PALEOMAGNETIC DATA BEARING ON DRAG FOLDING ALONG THE SANTA CLARA FAULT SYSTEM

Late Miocene basalt flows of the Lobato volcanic sequence erupted between 9 to 10 million years ago on the northeast side of the Jemez Mountains, NM. These rocks are mostly fine-grained and vesicular olivine- and plagioclase-phyric basalts. The Lobato flows are subhorizontal for nearly 2 Kms southeast from the Clara Peak volcanic center, then moderately dip to the east before abutment against the Santa Clara fault, a major structure on the SW margin of the Espanola Basin. We are attempting to distinguish between (1) lava flow emplacement into a paleovalley prior to motion along the Santa Clara fault system or (2) post-emplacement drag folding against the Santa Clara fault post 10 Ma.
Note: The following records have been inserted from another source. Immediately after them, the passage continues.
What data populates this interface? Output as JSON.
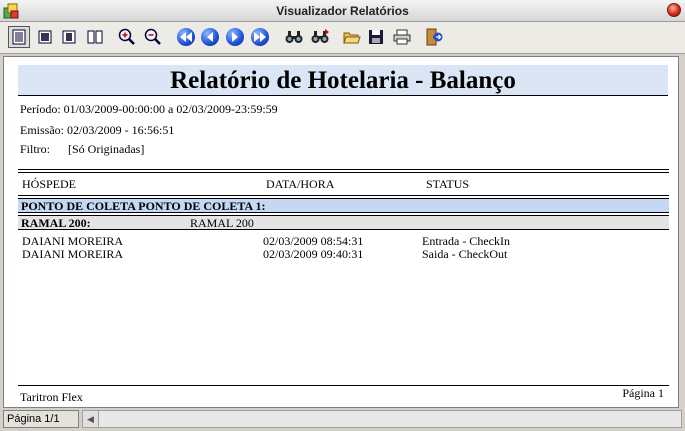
{
  "window": {
    "title": "Visualizador Relatórios"
  },
  "toolbar": {
    "buttons": [
      {
        "icon": "page-view-icon"
      },
      {
        "icon": "fit-page-icon"
      },
      {
        "icon": "page-width-icon"
      },
      {
        "icon": "two-pages-icon"
      },
      {
        "icon": "zoom-in-icon"
      },
      {
        "icon": "zoom-out-icon"
      },
      {
        "icon": "first-page-icon"
      },
      {
        "icon": "previous-page-icon"
      },
      {
        "icon": "next-page-icon"
      },
      {
        "icon": "last-page-icon"
      },
      {
        "icon": "find-icon"
      },
      {
        "icon": "find-next-icon"
      },
      {
        "icon": "open-icon"
      },
      {
        "icon": "save-icon"
      },
      {
        "icon": "print-icon"
      },
      {
        "icon": "exit-icon"
      }
    ]
  },
  "report": {
    "title": "Relatório de Hotelaria - Balanço",
    "periodo": "Período:  01/03/2009-00:00:00 a 02/03/2009-23:59:59",
    "emissao": "Emissão: 02/03/2009 - 16:56:51",
    "filtro_label": "Filtro:",
    "filtro_value": "[Só Originadas]",
    "columns": [
      "HÓSPEDE",
      "DATA/HORA",
      "STATUS"
    ],
    "group1": "PONTO DE COLETA   PONTO DE COLETA 1:",
    "group2_label": "RAMAL   200:",
    "group2_value": "RAMAL 200",
    "rows": [
      {
        "hospede": "DAIANI MOREIRA",
        "datahora": "02/03/2009 08:54:31",
        "status": "Entrada - CheckIn"
      },
      {
        "hospede": "DAIANI MOREIRA",
        "datahora": "02/03/2009 09:40:31",
        "status": "Saida - CheckOut"
      }
    ],
    "footer_left": "Taritron Flex",
    "footer_right": "Página 1"
  },
  "statusbar": {
    "page": "Página 1/1"
  },
  "colors": {
    "title_band": "#dae6f5",
    "group_band": "#c5d8f3",
    "ramal_band": "#e4e4e4"
  }
}
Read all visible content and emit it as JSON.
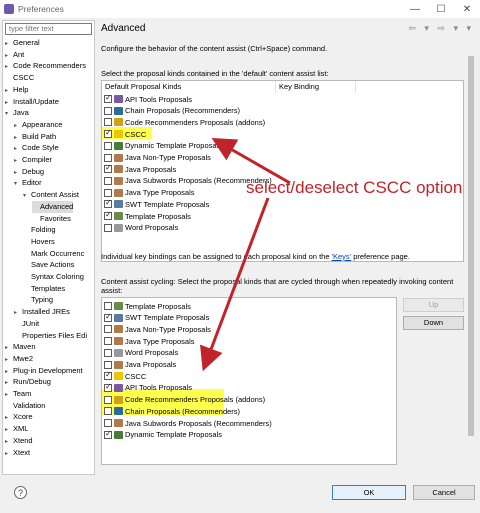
{
  "window": {
    "title": "Preferences",
    "minimize": "—",
    "maximize": "☐",
    "close": "✕"
  },
  "filter": {
    "placeholder": "type filter text"
  },
  "tree": [
    {
      "label": "General",
      "exp": "▸"
    },
    {
      "label": "Ant",
      "exp": "▸"
    },
    {
      "label": "Code Recommenders",
      "exp": "▸"
    },
    {
      "label": "CSCC",
      "exp": ""
    },
    {
      "label": "Help",
      "exp": "▸"
    },
    {
      "label": "Install/Update",
      "exp": "▸"
    },
    {
      "label": "Java",
      "exp": "▾"
    },
    {
      "label": "Appearance",
      "exp": "▸"
    },
    {
      "label": "Build Path",
      "exp": "▸"
    },
    {
      "label": "Code Style",
      "exp": "▸"
    },
    {
      "label": "Compiler",
      "exp": "▸"
    },
    {
      "label": "Debug",
      "exp": "▸"
    },
    {
      "label": "Editor",
      "exp": "▾"
    },
    {
      "label": "Content Assist",
      "exp": "▾"
    },
    {
      "label": "Advanced",
      "exp": ""
    },
    {
      "label": "Favorites",
      "exp": ""
    },
    {
      "label": "Folding",
      "exp": ""
    },
    {
      "label": "Hovers",
      "exp": ""
    },
    {
      "label": "Mark Occurrenc",
      "exp": ""
    },
    {
      "label": "Save Actions",
      "exp": ""
    },
    {
      "label": "Syntax Coloring",
      "exp": ""
    },
    {
      "label": "Templates",
      "exp": ""
    },
    {
      "label": "Typing",
      "exp": ""
    },
    {
      "label": "Installed JREs",
      "exp": "▸"
    },
    {
      "label": "JUnit",
      "exp": ""
    },
    {
      "label": "Properties Files Edi",
      "exp": ""
    },
    {
      "label": "Maven",
      "exp": "▸"
    },
    {
      "label": "Mwe2",
      "exp": "▸"
    },
    {
      "label": "Plug-in Development",
      "exp": "▸"
    },
    {
      "label": "Run/Debug",
      "exp": "▸"
    },
    {
      "label": "Team",
      "exp": "▸"
    },
    {
      "label": "Validation",
      "exp": ""
    },
    {
      "label": "Xcore",
      "exp": "▸"
    },
    {
      "label": "XML",
      "exp": "▸"
    },
    {
      "label": "Xtend",
      "exp": "▸"
    },
    {
      "label": "Xtext",
      "exp": "▸"
    }
  ],
  "page": {
    "title": "Advanced",
    "nav": "⇦ ▾ ⇨ ▾ ▾",
    "description": "Configure the behavior of the content assist (Ctrl+Space) command.",
    "default_label": "Select the proposal kinds contained in the 'default' content assist list:",
    "col1": "Default Proposal Kinds",
    "col2": "Key Binding",
    "keys_note_pre": "Individual key bindings can be assigned to each proposal kind on the ",
    "keys_link": "'Keys'",
    "keys_note_post": " preference page.",
    "cycling_label_1": "Content assist cycling: Select the proposal kinds that are cycled through when repeatedly invoking content",
    "cycling_label_2": "assist:",
    "up": "Up",
    "down": "Down",
    "ok": "OK",
    "cancel": "Cancel",
    "help_icon": "?"
  },
  "default_list": [
    {
      "label": "API Tools Proposals",
      "checked": true,
      "color": "#7a5aa0"
    },
    {
      "label": "Chain Proposals (Recommenders)",
      "checked": false,
      "color": "#2b6c99"
    },
    {
      "label": "Code Recommenders Proposals (addons)",
      "checked": false,
      "color": "#d4a017"
    },
    {
      "label": "CSCC",
      "checked": true,
      "color": "#e8c800"
    },
    {
      "label": "Dynamic Template Proposals",
      "checked": false,
      "color": "#4a7a3a"
    },
    {
      "label": "Java Non-Type Proposals",
      "checked": false,
      "color": "#b07a4a"
    },
    {
      "label": "Java Proposals",
      "checked": true,
      "color": "#b07a4a"
    },
    {
      "label": "Java Subwords Proposals (Recommenders)",
      "checked": false,
      "color": "#b07a4a"
    },
    {
      "label": "Java Type Proposals",
      "checked": false,
      "color": "#b07a4a"
    },
    {
      "label": "SWT Template Proposals",
      "checked": true,
      "color": "#5a7aa0"
    },
    {
      "label": "Template Proposals",
      "checked": true,
      "color": "#6a8a4a"
    },
    {
      "label": "Word Proposals",
      "checked": false,
      "color": "#999999"
    }
  ],
  "cycling_list": [
    {
      "label": "Template Proposals",
      "checked": false,
      "color": "#6a8a4a"
    },
    {
      "label": "SWT Template Proposals",
      "checked": true,
      "color": "#5a7aa0"
    },
    {
      "label": "Java Non-Type Proposals",
      "checked": false,
      "color": "#b07a4a"
    },
    {
      "label": "Java Type Proposals",
      "checked": false,
      "color": "#b07a4a"
    },
    {
      "label": "Word Proposals",
      "checked": false,
      "color": "#999999"
    },
    {
      "label": "Java Proposals",
      "checked": false,
      "color": "#b07a4a"
    },
    {
      "label": "CSCC",
      "checked": true,
      "color": "#e8c800"
    },
    {
      "label": "API Tools Proposals",
      "checked": true,
      "color": "#7a5aa0"
    },
    {
      "label": "Code Recommenders Proposals (addons)",
      "checked": false,
      "color": "#d4a017"
    },
    {
      "label": "Chain Proposals (Recommenders)",
      "checked": false,
      "color": "#2b6c99"
    },
    {
      "label": "Java Subwords Proposals (Recommenders)",
      "checked": false,
      "color": "#b07a4a"
    },
    {
      "label": "Dynamic Template Proposals",
      "checked": true,
      "color": "#4a7a3a"
    }
  ],
  "annotation": {
    "text": "select/deselect CSCC option",
    "color": "#c0232a"
  }
}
Overall, this study helps to constrain the role of the Santa Clara fault system as a major structure in accommodating stress along the western margin of the Rio Grande Rift. Remanent magnetizations were measured using a AGICO JR6-A Dual-Speed magnetometer at the New Mexico Highlands University paleomagnetic-rock magnetic laboratory. Specimens were progressively AF demagnetized in 10 to 15 steps to a maximum field of 120 mT to isolate the geological important characteristic remanent magnetization. Preliminary paleomagnetic data reveal a single component magnetization that decays to the origin with less than 10 percent of the natural remanent magnetization remaining after treatment in 120 mT fields. Tentative results from sites located on the subhorizontal limb and those from the eastern tilted limb yield statistically indistinguishable remanence directions prior to and after unfolding for the inferred tilt of the flows. If ongoing paleomagnetic studies demonstrate that both limbs yield identical remanence directions, then it is probable that the lava flows were emplaced into a paleovalley. On the other hand, if data from both limbs are statistically distinct, then it is likely that the flows were deformed after remanence acquisition due to motion along the Santa Clara fault.